Speaking to presenter Claire Mc Cormack on the latest episode of FarmLand, Downey expressed the view that the IFA needs to be radically reformed to be member-based.
Current IFA president Joe Healy was also invited to participate but was unable to attend due to previously-arranged commitments.
The Co. Meath farmer was commenting in relation to a question posed to him at a recent IFA meeting in Co. Waterford last week.
“I was asked by a young farmer whether I thought the IFA needed to be reformed and if I thought there should be changes in it.
Yes, it needs radical reform.

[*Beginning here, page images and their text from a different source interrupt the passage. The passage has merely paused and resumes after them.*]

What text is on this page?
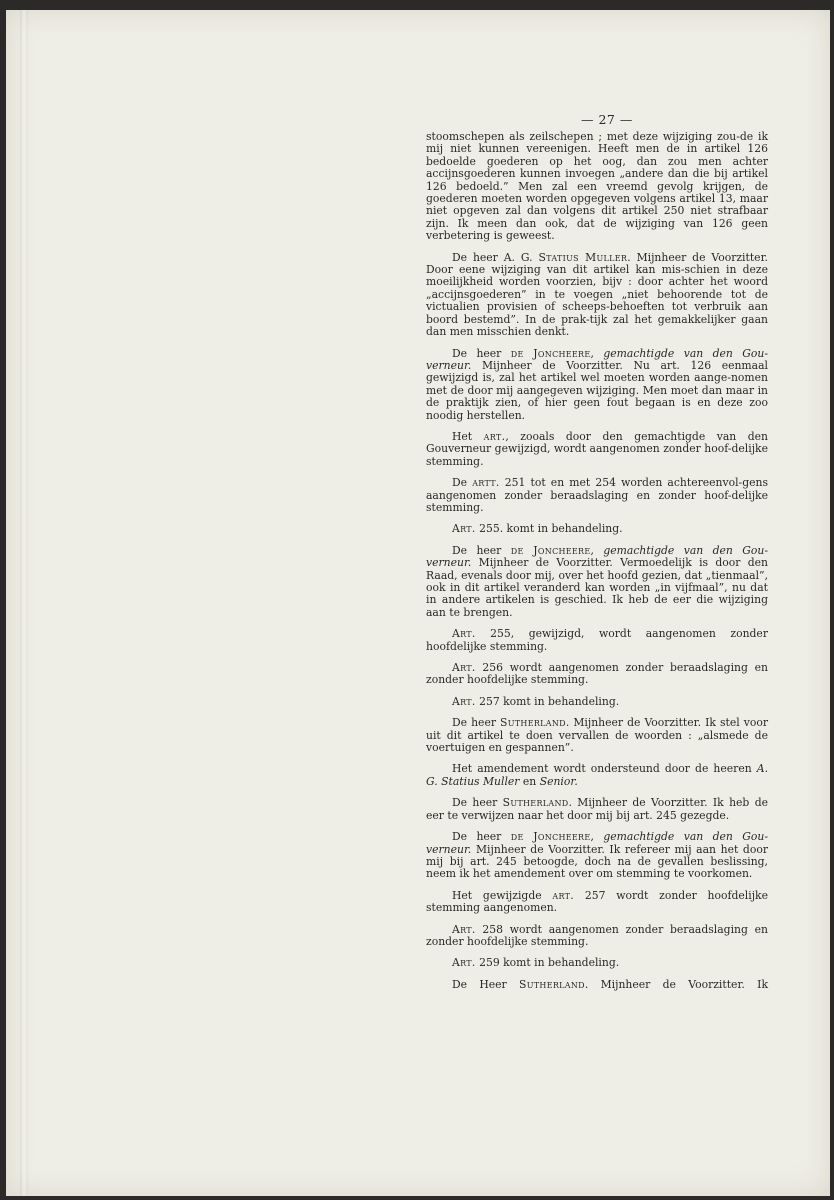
— 27 —

stoomschepen als zeilschepen ; met deze wijziging zou-de ik mij niet kunnen vereenigen. Heeft men de in artikel 126 bedoelde goederen op het oog, dan zou men achter accijnsgoederen kunnen invoegen „andere dan die bij artikel 126 bedoeld.” Men zal een vreemd gevolg krijgen, de goederen moeten worden opgegeven volgens artikel 13, maar niet opgeven zal dan volgens dit artikel 250 niet strafbaar zijn. Ik meen dan ook, dat de wijziging van 126 geen verbetering is geweest.

De heer A. G. Statius Muller. Mijnheer de Voorzitter. Door eene wijziging van dit artikel kan mis-schien in deze moeilijkheid worden voorzien, bijv : door achter het woord „accijnsgoederen” in te voegen „niet behoorende tot de victualien provisien of scheeps-behoeften tot verbruik aan boord bestemd”. In de prak-tijk zal het gemakkelijker gaan dan men misschien denkt.

De heer de Joncheere, gemachtigde van den Gou-verneur. Mijnheer de Voorzitter. Nu art. 126 eenmaal gewijzigd is, zal het artikel wel moeten worden aange-nomen met de door mij aangegeven wijziging. Men moet dan maar in de praktijk zien, of hier geen fout begaan is en deze zoo noodig herstellen.

Het art., zooals door den gemachtigde van den Gouverneur gewijzigd, wordt aangenomen zonder hoof-delijke stemming.

De artt. 251 tot en met 254 worden achtereenvol-gens aangenomen zonder beraadslaging en zonder hoof-delijke stemming.

Art. 255. komt in behandeling.

De heer de Joncheere, gemachtigde van den Gou-verneur. Mijnheer de Voorzitter. Vermoedelijk is door den Raad, evenals door mij, over het hoofd gezien, dat „tienmaal”, ook in dit artikel veranderd kan worden „in vijfmaal”, nu dat in andere artikelen is geschied. Ik heb de eer die wijziging aan te brengen.

Art. 255, gewijzigd, wordt aangenomen zonder hoofdelijke stemming.

Art. 256 wordt aangenomen zonder beraadslaging en zonder hoofdelijke stemming.

Art. 257 komt in behandeling.

De heer Sutherland. Mijnheer de Voorzitter. Ik stel voor uit dit artikel te doen vervallen de woorden : „alsmede de voertuigen en gespannen”.

Het amendement wordt ondersteund door de heeren A. G. Statius Muller en Senior.

De heer Sutherland. Mijnheer de Voorzitter. Ik heb de eer te verwijzen naar het door mij bij art. 245 gezegde.

De heer de Joncheere, gemachtigde van den Gou-verneur. Mijnheer de Voorzitter. Ik refereer mij aan het door mij bij art. 245 betoogde, doch na de gevallen beslissing, neem ik het amendement over om stemming te voorkomen.

Het gewijzigde art. 257 wordt zonder hoofdelijke stemming aangenomen.

Art. 258 wordt aangenomen zonder beraadslaging en zonder hoofdelijke stemming.

Art. 259 komt in behandeling.

De Heer Sutherland. Mijnheer de Voorzitter. Ik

It does need to be reformed; it does need to be changed.
“We had a review done three years ago, the Con Lucey report, and that was done by people looking backwards to where they saw the organisation had been in the past; we needed a review and it was staff-based.

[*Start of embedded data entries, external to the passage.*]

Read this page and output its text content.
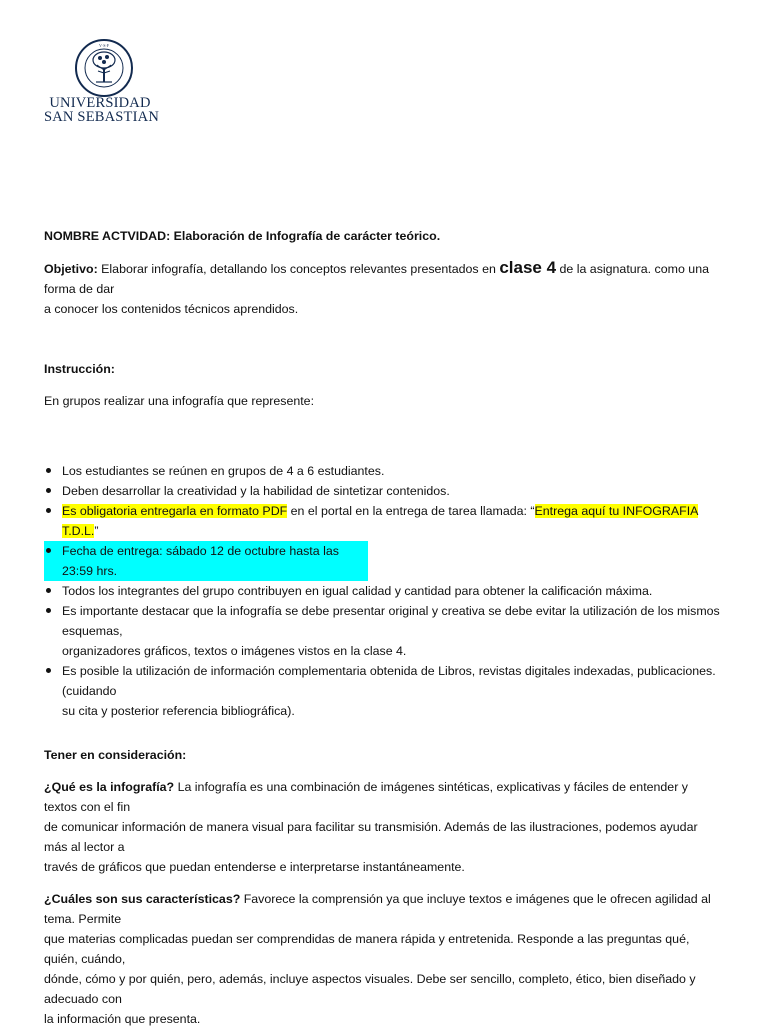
V·S·F
UNIVERSIDAD
SAN SEBASTIAN

NOMBRE ACTVIDAD: Elaboración de Infografía de carácter teórico.

Objetivo: Elaborar infografía, detallando los conceptos relevantes presentados en clase 4 de la asignatura. como una forma de dar
a conocer los contenidos técnicos aprendidos.

Instrucción:

En grupos realizar una infografía que represente:

Los estudiantes se reúnen en grupos de 4 a 6 estudiantes.
Deben desarrollar la creatividad y la habilidad de sintetizar contenidos.
Es obligatoria entregarla en formato PDF en el portal en la entrega de tarea llamada: “Entrega aquí tu INFOGRAFIA T.D.L.”
Fecha de entrega: sábado 12 de octubre hasta las 23:59 hrs.
Todos los integrantes del grupo contribuyen en igual calidad y cantidad para obtener la calificación máxima.
Es importante destacar que la infografía se debe presentar original y creativa se debe evitar la utilización de los mismos esquemas,
organizadores gráficos, textos o imágenes vistos en la clase 4.
Es posible la utilización de información complementaria obtenida de Libros, revistas digitales indexadas, publicaciones. (cuidando
su cita y posterior referencia bibliográfica).

Tener en consideración:

¿Qué es la infografía? La infografía es una combinación de imágenes sintéticas, explicativas y fáciles de entender y textos con el fin
de comunicar información de manera visual para facilitar su transmisión. Además de las ilustraciones, podemos ayudar más al lector a
través de gráficos que puedan entenderse e interpretarse instantáneamente.

¿Cuáles son sus características? Favorece la comprensión ya que incluye textos e imágenes que le ofrecen agilidad al tema. Permite
que materias complicadas puedan ser comprendidas de manera rápida y entretenida. Responde a las preguntas qué, quién, cuándo,
dónde, cómo y por quién, pero, además, incluye aspectos visuales. Debe ser sencillo, completo, ético, bien diseñado y adecuado con
la información que presenta.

“We now need a review which is looking forward and it should be member-based.
“I am a member of IFA; we own this organisation, it is our organisation, and it is to represent us,” Downey stressed.
The view of the farmer should be represented and it should be organised in a way that helps the farmer in the best possible way, not that it protects the staff in the best possible way.
In Downey’s comments made in Waterford, the former president said that the association should draw inspiration internationally from farmer groups in other countries.
“When you go around the world and you talk to them; when you look at how they’re structured, a lot of them have add-on businesses which bring in money for the farm organisations and help to fund it – but they also give benefit to the members right down through the system.
“We have that today to some extent in IFA, in that IFA is a purchasing group or a buying group to ESB services; telephone services.”
Downey noted that some people see such moves as a negative and believe that they are just distractions for the IFA – something he refuted.
“That’s not the case; it’s a way in which IFA can become independent and can fund itself independently.
That’s very important that farmers support that because it will leave us independent of the levy system with the factories, which a lot of people like to criticise.
“The reality is the same people criticise the levy as criticise the phones. So you’ve got to find a way to fund an organisation; that’s critically important.”
Downey highlighted that other organisations from abroad used to look to Ireland and the IFA to gain ideas but this is no longer the case – and needs to be reversed.
“Now we need to go back and look at them and see what they have done, and how they have ran their businesses.”
“It’s a research process – go everywhere. Look at the Italians; look at the Germans; look at the Scandinavians; the NFU in Britain, it has a huge insurance company. The Cattleman’s Association in America, it has a huge insurance company.
“All of those contribute to the funding of the organisation and that helps it to be more efficient and helps it to lobby better,” Downey said.